- The Guardian
- Issue #2049
Hitler (just like)
By now, everyone has heard of “Godwin’s law”, an internet saying amounting to this: if you compare someone to Hitler or the Nazis, you’ve lost the argument. Not quite everyone, however. Lawyer for the WA industrial registrar, Cav Saraceni, has described the WA branch of the Australian Nursing and Midwifery Federation (ANMF) standing up to the industrial registrar and voting on a strike as being like Hitler. No apology was given, but Saraceni explained that it was the first thing that came to her mind, and instead compared the union to Karl Marx. We’re too polite here to say what the first thing that came into our mind was on hearing about this, but it’s nicer to be compared to Marx, so we suppose Saraceni gets points for trying.
Actively
Rental app Snug is supposedly there to help make life easier for would be tenants and estate agents. Recently, an ABC report found that desperate tenants have paid $80 just to promote their applications with Snug and another such app, before getting into rent bidding by offering $80 more than a listed rental to actually get a roof over their heads. Snug explained that they actively discourage rent bidding. The active approach didn’t extend to telling anyone what they did to discourage it. Snug is presumably actively hanging on to the money the couple paid to make themselves “stand out from the pack”.
Mature
Normally this word is a euphemism, as when you want to say something about someone’s grey hair, but don’t want to say “old” (hint: saying nothing at all is always an option). David Littleproud has described Dutton’s decision to appoint Jacinta Nampijinpa Price as his shadow minister for Indigenous people as “mature.” Price got the job because Julian Leeser discovered some principles and resigned to support the Yes vote for the Voice to Parliament. Replacing him with a right-wing ally and Voice opponent is not so much “mature” as “expedient”. Given the rate at which Liberals are leaving the sinking Dutton ship, we think Littleproud might be just trying to be polite about “desperate.”
Self-reliant
The word is a weasel word in the topsy-turvy world of serious Australian political commentary. The Nine-Fairfax’s warmonger-in-chief, Peter Hartcher has penned an admiring piece about Penny Wong’s response to Paul Keating’s criticisms of our craven foreign policy. Keating, Hartcher implied, wants Australia to “attach itself to a great power.” In Wong/Hartcher world, we’d be attaching ourselves to China by not stapling ourselves to the USA’s foreign policy. “We will always pursue greater self-reliance,” said Wong.

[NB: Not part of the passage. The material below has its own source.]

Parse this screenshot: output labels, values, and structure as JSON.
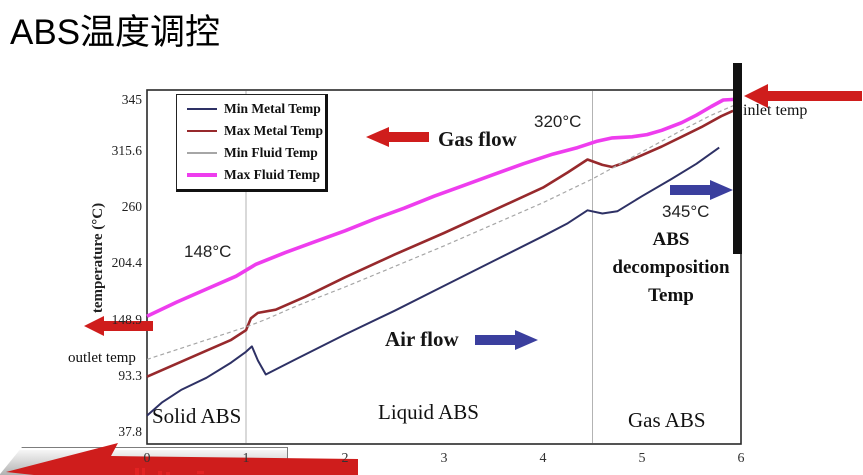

Wong’s government is being self-reliant but mortgaging our future so we can become an American submarine base. We’re self-reliant in the same way that my dog is a submarine designer.
Indispensable
Foreign Minister Penny Wong, busy standing up for Australia’s freedom to ask “how high?” when the USA says “Jump!” is on a mission. Unfortunately for Australian workers, it’s a mission to prove that the Labor Party can be just as slavish towards the US as the Liberal-National Coalition is. In pursuit of this goal, Wong has described the USA as “indispensable.” We’re not so sure. Our phones are indispensable because we’d be lost without them. But we like phones! Our subservience to the US is “indispensable” in the sense of being something both our bourgeois governing parties feel they can’t do without. I’m allowed to leave my phone at home if I want to, but the Labor and Liberal parties just know we’re not allowed to go without the “indispensable” USA, whether we like it or not. No, Australians, we do not get to choose under the current system.